Treatment-induced HRQoL improvements were small and similar for all treatment groups in the present study. A previous US study on treatment-induced changes in HRQoL among AK patients and compared cryotherapy followed by topical treatment with either ingenol mebutate or vehicle (43). The baseline EQ-5D and EQ-VAS estimates of the present study were in line with those of the US study, while the US study implied somewhat larger HRQoL gains from treatment (0.033 with EQ-5D and 3.5 with EQ-VAS). This may be due to the longer follow-up in the US study or the inclusion of cryotherapy.

Our AKQoL estimates were in line with those of a recent Danish study, whereas our EQ-5D-5L and EQ-VAS estimates were somewhat higher (22). The authors of the Danish study argued that the various HRQoL instruments are complementary in AK as they measure different aspects of HRQoL (22). This is in line with the reasoning in a literature review of the use of EQ-5D in economic evaluations in dermatology, where the authors suggest that although the EQ-5D is broad enough to allow comparison between different diseases, it may not be specific enough to capture important aspects of HRQoL in dermatology (44). Therefore, it is important to use both generic, dermatology- and disease specific HRQoL measures in dermatologic conditions such as AK (22).

In conclusion, topical AK treatment with ingenol mebutate indicates greater treatment adherence compared to diclofenac and imiquimod. Furthermore, patient reported (TSQM) effectiveness were higher for patients with ingenol mebutate than diclofenac.
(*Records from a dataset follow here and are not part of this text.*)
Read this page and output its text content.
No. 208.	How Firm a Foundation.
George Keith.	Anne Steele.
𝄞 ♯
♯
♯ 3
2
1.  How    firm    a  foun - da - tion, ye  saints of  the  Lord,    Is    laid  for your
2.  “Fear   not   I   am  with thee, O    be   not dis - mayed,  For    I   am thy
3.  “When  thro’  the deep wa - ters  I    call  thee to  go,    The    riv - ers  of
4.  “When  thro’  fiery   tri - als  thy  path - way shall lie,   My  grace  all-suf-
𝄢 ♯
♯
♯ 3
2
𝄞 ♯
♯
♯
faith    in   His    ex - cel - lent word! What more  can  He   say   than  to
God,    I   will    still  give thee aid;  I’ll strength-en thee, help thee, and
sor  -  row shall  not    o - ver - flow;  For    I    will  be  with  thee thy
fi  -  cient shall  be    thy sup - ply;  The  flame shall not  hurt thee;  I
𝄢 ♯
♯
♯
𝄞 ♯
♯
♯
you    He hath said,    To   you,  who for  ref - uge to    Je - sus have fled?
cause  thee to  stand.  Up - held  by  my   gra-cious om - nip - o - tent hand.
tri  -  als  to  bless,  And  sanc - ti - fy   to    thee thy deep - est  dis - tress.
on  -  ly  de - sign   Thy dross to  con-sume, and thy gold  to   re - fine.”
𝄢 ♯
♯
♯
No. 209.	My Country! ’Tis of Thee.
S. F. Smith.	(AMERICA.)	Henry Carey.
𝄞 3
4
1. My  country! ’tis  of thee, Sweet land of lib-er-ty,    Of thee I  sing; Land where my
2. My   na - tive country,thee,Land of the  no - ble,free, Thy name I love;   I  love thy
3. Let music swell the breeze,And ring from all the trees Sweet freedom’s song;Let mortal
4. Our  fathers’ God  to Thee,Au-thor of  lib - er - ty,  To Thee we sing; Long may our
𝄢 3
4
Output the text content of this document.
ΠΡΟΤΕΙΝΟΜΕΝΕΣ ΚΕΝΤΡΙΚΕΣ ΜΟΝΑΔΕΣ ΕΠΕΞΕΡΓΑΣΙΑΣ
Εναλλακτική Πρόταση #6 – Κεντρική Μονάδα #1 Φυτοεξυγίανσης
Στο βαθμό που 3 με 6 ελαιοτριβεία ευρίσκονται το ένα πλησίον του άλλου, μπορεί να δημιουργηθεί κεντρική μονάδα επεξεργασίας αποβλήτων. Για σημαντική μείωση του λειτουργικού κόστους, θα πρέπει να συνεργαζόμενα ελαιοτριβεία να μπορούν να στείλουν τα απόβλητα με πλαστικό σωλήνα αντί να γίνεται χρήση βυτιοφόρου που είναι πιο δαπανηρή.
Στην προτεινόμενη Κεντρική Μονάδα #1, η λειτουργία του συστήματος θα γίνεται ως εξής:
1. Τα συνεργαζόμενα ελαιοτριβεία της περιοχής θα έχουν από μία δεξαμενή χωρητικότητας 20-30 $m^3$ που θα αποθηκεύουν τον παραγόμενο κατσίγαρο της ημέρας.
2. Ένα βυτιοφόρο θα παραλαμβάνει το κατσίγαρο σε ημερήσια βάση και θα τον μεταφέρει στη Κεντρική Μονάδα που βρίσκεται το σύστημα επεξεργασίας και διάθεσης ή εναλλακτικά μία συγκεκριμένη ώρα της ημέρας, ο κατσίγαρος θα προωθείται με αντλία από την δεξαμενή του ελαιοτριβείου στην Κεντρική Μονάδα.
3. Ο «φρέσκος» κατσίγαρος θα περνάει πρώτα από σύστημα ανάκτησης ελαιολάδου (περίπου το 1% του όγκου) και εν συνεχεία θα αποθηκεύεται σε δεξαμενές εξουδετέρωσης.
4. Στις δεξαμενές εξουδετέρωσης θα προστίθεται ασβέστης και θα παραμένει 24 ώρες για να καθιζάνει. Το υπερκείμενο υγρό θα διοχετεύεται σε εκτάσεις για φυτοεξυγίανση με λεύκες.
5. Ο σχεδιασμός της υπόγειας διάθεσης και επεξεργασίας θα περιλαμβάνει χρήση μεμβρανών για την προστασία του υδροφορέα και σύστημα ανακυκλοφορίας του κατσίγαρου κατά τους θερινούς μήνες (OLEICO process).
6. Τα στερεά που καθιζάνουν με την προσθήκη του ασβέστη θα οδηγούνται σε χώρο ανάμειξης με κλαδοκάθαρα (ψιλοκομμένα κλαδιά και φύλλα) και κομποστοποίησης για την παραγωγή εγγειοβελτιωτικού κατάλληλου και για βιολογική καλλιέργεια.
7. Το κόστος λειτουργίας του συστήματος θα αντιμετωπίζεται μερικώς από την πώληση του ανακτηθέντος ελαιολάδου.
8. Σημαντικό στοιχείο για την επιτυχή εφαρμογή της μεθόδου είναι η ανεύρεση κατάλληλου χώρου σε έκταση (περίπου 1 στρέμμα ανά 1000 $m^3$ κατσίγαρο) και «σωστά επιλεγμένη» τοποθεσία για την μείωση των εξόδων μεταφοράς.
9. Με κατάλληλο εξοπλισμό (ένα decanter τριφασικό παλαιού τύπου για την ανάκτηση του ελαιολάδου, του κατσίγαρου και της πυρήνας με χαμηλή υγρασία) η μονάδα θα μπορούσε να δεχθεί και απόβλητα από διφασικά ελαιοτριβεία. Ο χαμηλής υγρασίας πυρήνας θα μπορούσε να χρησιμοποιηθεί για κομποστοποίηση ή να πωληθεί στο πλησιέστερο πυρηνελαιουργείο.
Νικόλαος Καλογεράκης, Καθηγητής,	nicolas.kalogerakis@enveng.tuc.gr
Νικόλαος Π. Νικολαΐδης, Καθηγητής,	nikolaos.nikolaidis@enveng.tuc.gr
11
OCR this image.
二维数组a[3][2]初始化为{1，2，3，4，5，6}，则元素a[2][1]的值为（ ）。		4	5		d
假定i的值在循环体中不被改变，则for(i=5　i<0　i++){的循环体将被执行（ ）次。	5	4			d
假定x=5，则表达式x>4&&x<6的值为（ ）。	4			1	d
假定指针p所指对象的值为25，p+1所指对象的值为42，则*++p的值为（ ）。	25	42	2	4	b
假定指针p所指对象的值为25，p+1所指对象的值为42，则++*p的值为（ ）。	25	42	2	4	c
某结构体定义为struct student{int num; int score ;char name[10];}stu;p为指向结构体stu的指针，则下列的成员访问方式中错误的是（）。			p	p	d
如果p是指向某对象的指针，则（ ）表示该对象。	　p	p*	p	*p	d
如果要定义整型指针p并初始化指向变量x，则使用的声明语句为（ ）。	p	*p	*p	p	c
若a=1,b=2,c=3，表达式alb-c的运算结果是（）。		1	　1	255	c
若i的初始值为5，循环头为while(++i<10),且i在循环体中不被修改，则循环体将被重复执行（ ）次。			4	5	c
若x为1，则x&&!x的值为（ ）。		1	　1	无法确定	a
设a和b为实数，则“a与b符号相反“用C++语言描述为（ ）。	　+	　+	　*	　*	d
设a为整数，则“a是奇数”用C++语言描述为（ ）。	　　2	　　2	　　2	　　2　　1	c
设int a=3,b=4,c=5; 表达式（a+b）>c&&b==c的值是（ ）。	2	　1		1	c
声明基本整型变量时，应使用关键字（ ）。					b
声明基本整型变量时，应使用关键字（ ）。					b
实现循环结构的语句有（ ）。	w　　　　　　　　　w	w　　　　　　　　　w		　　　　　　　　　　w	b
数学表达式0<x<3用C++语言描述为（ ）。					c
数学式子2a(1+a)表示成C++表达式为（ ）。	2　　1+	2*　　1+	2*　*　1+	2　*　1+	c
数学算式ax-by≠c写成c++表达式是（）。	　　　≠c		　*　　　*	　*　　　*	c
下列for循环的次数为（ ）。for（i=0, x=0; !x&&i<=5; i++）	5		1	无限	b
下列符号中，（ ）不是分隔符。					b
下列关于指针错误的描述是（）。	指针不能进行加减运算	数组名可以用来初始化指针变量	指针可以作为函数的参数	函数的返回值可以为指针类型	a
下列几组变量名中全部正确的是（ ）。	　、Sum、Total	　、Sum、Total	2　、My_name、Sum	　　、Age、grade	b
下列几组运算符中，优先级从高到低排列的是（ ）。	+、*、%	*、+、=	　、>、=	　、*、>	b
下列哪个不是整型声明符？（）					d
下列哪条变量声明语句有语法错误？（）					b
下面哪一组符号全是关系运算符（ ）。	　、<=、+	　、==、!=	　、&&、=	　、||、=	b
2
More research is needed about the association between adherence and real-world effectiveness of AK treatments.

Acknowledgements

This work was supported by LEO Pharma AB.

Disclosure statement

HN, JN and GRT are employees at IHE and declare no conflict of interest. HH is an employee at LEO Pharma AB and IM was an employee at LEO Pharma at the time of the study.

HT and KS were national investigator in the RAPID-ACT study sponsored by LEO Pharma AB. HT holds a seat at the scientific board of LEO Pharma AB and has received travel grants from Desitin Pharma. GBEJ has received honoraria from AbbVie, Coloplast, Pfizer, Pierre Fabre, MSD, Novartis and UCB for participation on advisory boards, and grants from Abbvie, Leo Pharma, Actelion, Janssen-Cilag, Regeneron, Sanofi-Aventis and Novartis for participation as an investigator, research funding from Abbvie, Leo Pharma and Novartis and speaker honoraria from AbbVie, Galderma, Leo Pharma and MSD.